For any enquires regarding the event, please contact: JProf. Dr Julia von Ditfurth (julia.von.ditfurth@kunstgeschichte.uni-freiburg.de), Dr Hannah Ryley (hannah.ryley@ell.ox.ac.uk) or Carolin Gluchowski (carolin.gluchowski@new.ox.ac.uk). 

This event this generously supported by the Oxford Berlin Research Partnership, New College, Balliol College, the Centre for the Study of the Book, the Ashmolean Museum, and the Bodleian Library. We are delighted to collaborate with Henrike Lähnemann, Alexandra Franklin, Andrew Dunning, and Jim Harris.

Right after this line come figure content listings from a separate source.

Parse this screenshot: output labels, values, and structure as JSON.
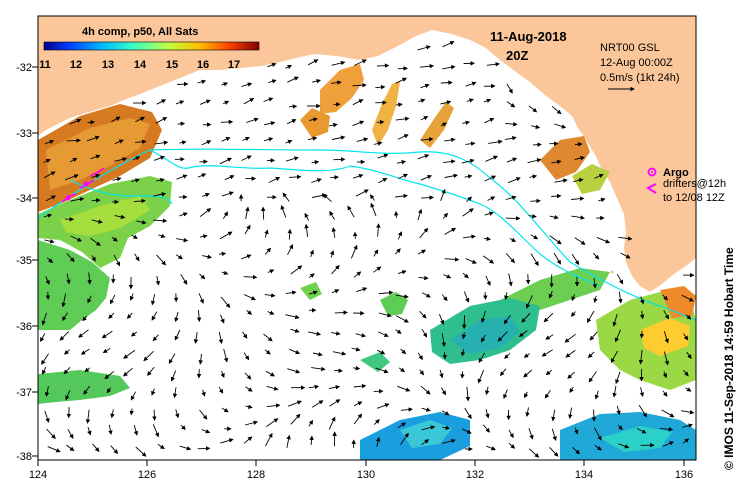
{
  "map": {
    "composite_label": "4h comp, p50, All Sats",
    "date": "11-Aug-2018",
    "time": "20Z",
    "sea_level_product": "NRT00 GSL",
    "sea_level_date": "12-Aug 00:00Z",
    "current_scale": "0.5m/s (1kt 24h)",
    "argo_label": "Argo",
    "drifter_label_line1": "drifters@12h",
    "drifter_label_line2": "to 12/08 12Z",
    "credit": "© IMOS 11-Sep-2018 14:59 Hobart Time",
    "colorbar_ticks": [
      "11",
      "12",
      "13",
      "14",
      "15",
      "16",
      "17"
    ],
    "lon_ticks": [
      "124",
      "126",
      "128",
      "130",
      "132",
      "134",
      "136"
    ],
    "lat_ticks": [
      "-32",
      "-33",
      "-34",
      "-35",
      "-36",
      "-37",
      "-38"
    ]
  },
  "colors": {
    "land": "#fbc79a",
    "sea": "#ffffff",
    "contour": "#00e5ee",
    "argo": "#ff00ff"
  },
  "icons": {
    "argo": "argo-float-icon",
    "drifter": "drifter-track-icon",
    "arrow": "current-arrow-icon"
  }
}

A Puzzle of Fragments from Late Medieval Catalonia

Our understanding of medieval culture vastly relies on fragmentary sources. Musicologists are especially well-acquainted with this —most historians working on pre-1500 music rely to a significant extent on ‘waste’ parchment as a source of information about lost musical cultures. Working with fragments is challenging; however, it can also yield extremely rewarding results when we are able to reconstruct a wider picture.

In a recent publication, I re-examined a group of musical fragments preserved in Catalan archives. They transmit a highly sophisticated repertory inspired by the musical practices of late fourteenth-century cardinals and popes in Avignon, alongside northern French aristocratic and royal households. My essay traces the provenance of these fragments, recalibrating the way we think about the connection between the original manuscripts, local ecclesiastic and courtly institutions, and individual clerics. To make a long story short, most of the manuscripts converge with the itineraries of King John I of Aragon (b. 1350, r. 1387-1396) —who was an enthusiastic lover of music— and his court. The rather concrete picture emerging from my study confirms the long-held hypothesis that the royal court of Aragon was a major force behind the dissemination of this refined musical repertory throughout late medieval Catalonia.

In order to make the results of my research accessible to non-specialists, I have put together this ten-minute video. I couldn’t resist including footage of some of my favourite medieval towns and buildings. I Hope you’ll enjoy watching it.


David Catalunya is a post-doctoral research fellow at the University of Oxford, and a member of the ERC-funded project ‘Music and Late Medieval European Court Cultures’. Earlier he has worked at the University of Würzburg, where he served as an editor of Corpus Monodicum. He has been an Associate Director of DIAMM, and a member of the research board of the Universidad Complutense de Madrid. His scholarly research embraces a wide range of topics in music, history and culture from the early Middle Ages to the Early Modern period. He is currently completing his book project Music, Space and Ceremony at the Royal Abbey of Las Huelgas in Burgos, 1200-1350.